The structural profiles are close, with Azimut S.p.A carrying a narrow edge on stability. Royalty Pharma still leads on growth and stability, which keeps the comparison from looking entirely one-sided. The market setup is broadly comparable for both — no clear directional signal from price behavior. The market is not adding a decisive signal either way — the structural read carries the weight.
The comparison is based on similar long-term financial trajectories, not sector labels.
The page question resolves through stability, where Royalty Pharma plc holds the stronger read even though the broader score still favours Azimut Holding S.p.A..
This pair is matched through long-term financial trajectory similarity within the selected peer universe.
A solid similarity means the pair shares a clearly comparable long-term financial profile, even if individual dimensions still differ.
Most of the shared profile comes through capital structure and revenue growth trajectory.
Scores reflect position relative to comparable companies with similar long-term financial trajectories.
The clearest separation appears in stability.
Left means cheaper relative valuation. Higher means stronger structure.
Royalty Pharma plc occupies the cheaper side of the setup map, although Azimut Holding S.p.A. still holds the stronger structural profile.

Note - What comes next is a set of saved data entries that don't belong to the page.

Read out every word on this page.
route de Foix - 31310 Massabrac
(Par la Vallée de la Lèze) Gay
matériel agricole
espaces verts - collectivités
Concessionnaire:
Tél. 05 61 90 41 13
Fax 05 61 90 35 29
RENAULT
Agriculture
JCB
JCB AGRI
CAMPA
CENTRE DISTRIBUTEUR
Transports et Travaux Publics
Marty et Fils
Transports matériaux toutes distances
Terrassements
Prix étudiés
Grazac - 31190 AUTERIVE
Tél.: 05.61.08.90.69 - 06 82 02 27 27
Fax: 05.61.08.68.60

Valuation position uses peer-relative PE percentile (idx_pct_pe) where available.
The stability gap is clear, with the stronger side looking materially steadier through time.
Growth still leans toward Royalty Pharma plc, so the lead is real without reading as one-way.

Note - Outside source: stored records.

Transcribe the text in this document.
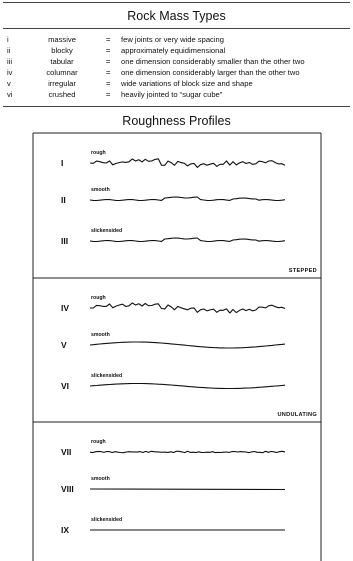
Rock Mass Types
i	massive	= few joints or very wide spacing
ii	blocky	= approximately equidimensional
iii	tabular	= one dimension considerably smaller than the other two
iv	columnar	= one dimension considerably larger than the other two
v	irregular	= wide variations of block size and shape
vi	crushed	= heavily jointed to “sugar cube”
Roughness Profiles
I
rough
II
smooth
III
slickensided
STEPPED
IV
rough
V
smooth
VI
slickensided
UNDULATING
VII
rough
VIII
smooth
IX
slickensided
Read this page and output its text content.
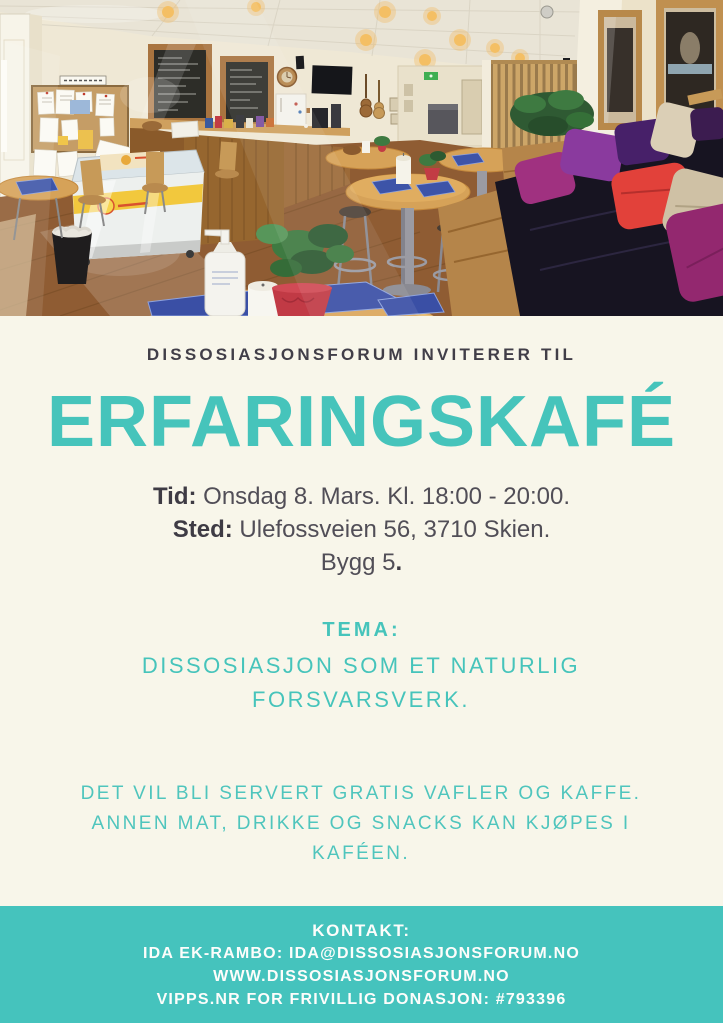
DISSOSIASJONSFORUM INVITERER TIL
ERFARINGSKAFÉ

Tid: Onsdag 8. Mars. Kl. 18:00 - 20:00.

Sted: Ulefossveien 56, 3710 Skien.

Bygg 5.

TEMA:
DISSOSIASJON SOM ET NATURLIG FORSVARSVERK.
DET VIL BLI SERVERT GRATIS VAFLER OG KAFFE. ANNEN MAT, DRIKKE OG SNACKS KAN KJØPES I KAFÉEN.
KONTAKT:
IDA EK-RAMBO: IDA@DISSOSIASJONSFORUM.NO
WWW.DISSOSIASJONSFORUM.NO
VIPPS.NR FOR FRIVILLIG DONASJON: #793396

Stability is the clearest driver of the lead, with valuation adding further support — though growth still provides a real counterweight.
Break down the AZM.MI vs RPRX comparison across all dimensions with the full interactive tool.

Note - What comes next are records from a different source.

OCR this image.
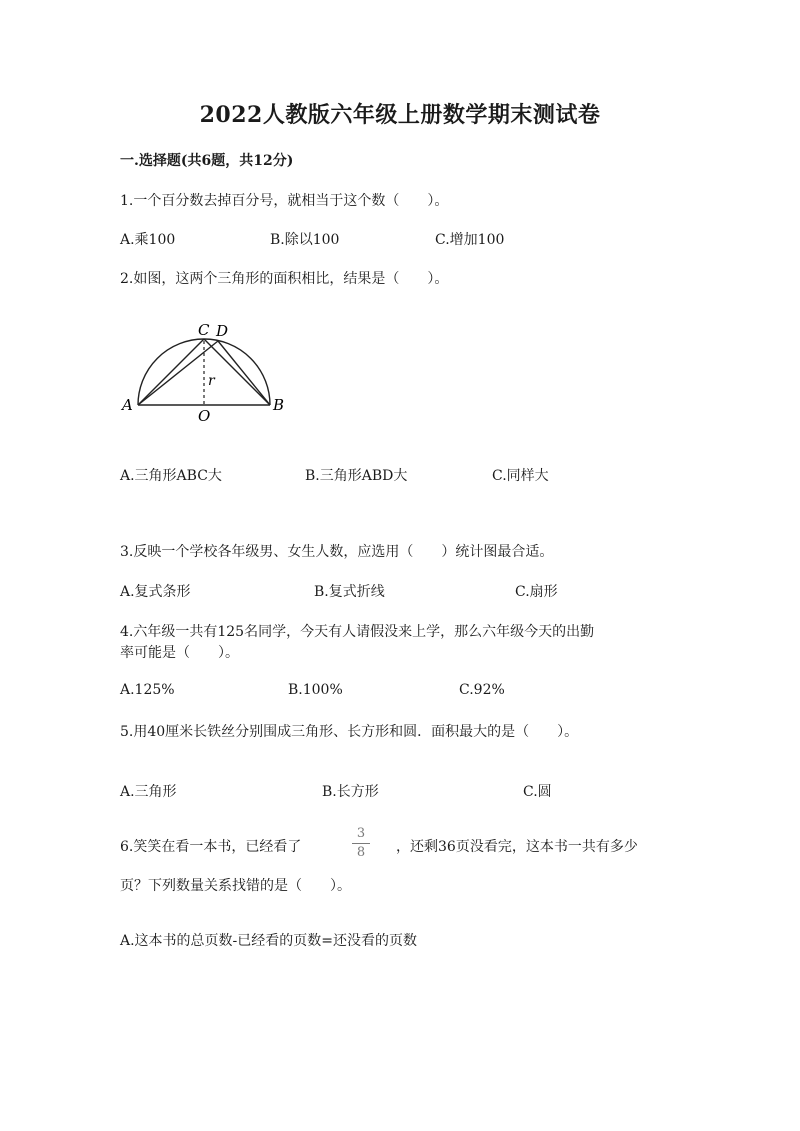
2022人教版六年级上册数学期末测试卷
一.选择题(共6题，共12分)
1.一个百分数去掉百分号，就相当于这个数（　　）。
A.乘100	B.除以100	C.增加100
2.如图，这两个三角形的面积相比，结果是（　　）。
C D
A	B
O
r
A.三角形ABC大	B.三角形ABD大	C.同样大
3.反映一个学校各年级男、女生人数，应选用（　　）统计图最合适。
A.复式条形	B.复式折线	C.扇形
4.六年级一共有125名同学，今天有人请假没来上学，那么六年级今天的出勤
率可能是（　　）。
A.125%	B.100%	C.92%
5.用40厘米长铁丝分别围成三角形、长方形和圆．面积最大的是（　　）。
A.三角形	B.长方形	C.圆
6.笑笑在看一本书，已经看了
3
8	，还剩36页没看完，这本书一共有多少
页？下列数量关系找错的是（　　）。
A.这本书的总页数-已经看的页数=还没看的页数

Explore how AZM.MI and RPRX each compare against other companies in their peer groups.
Rule-based, descriptive analysis only. Derived from peer percentile dimensions. Not investment advice. Peer groups are determined algorithmically based on structural similarity — not by sector classification alone.
AssetNext scores reflect each company's structural position within its functional peer group — not a ranking against all stocks simultaneously. Peers are identified by similarity across eight financial dimensions, including revenue growth trajectory, margin structure, capital intensity, and earnings stability. A score of 75 means the company ranks in the top quartile within its own peer group, not the entire market.
Four dimension scores drive the overall peer score: Growth (revenue trajectory and expansion dynamics), Quality (margin structure and capital efficiency), Valuation (peer-relative pricing on standard multiples), and Stability (earnings consistency and financial predictability). Each dimension is scored 0–100 relative to the peer group, then combined into an overall peer score using equal weighting.
Scores are recalculated periodically as underlying financial data is updated. All analysis is descriptive and rule-based — AssetNext describes structural realities and never issues buy, sell or hold recommendations.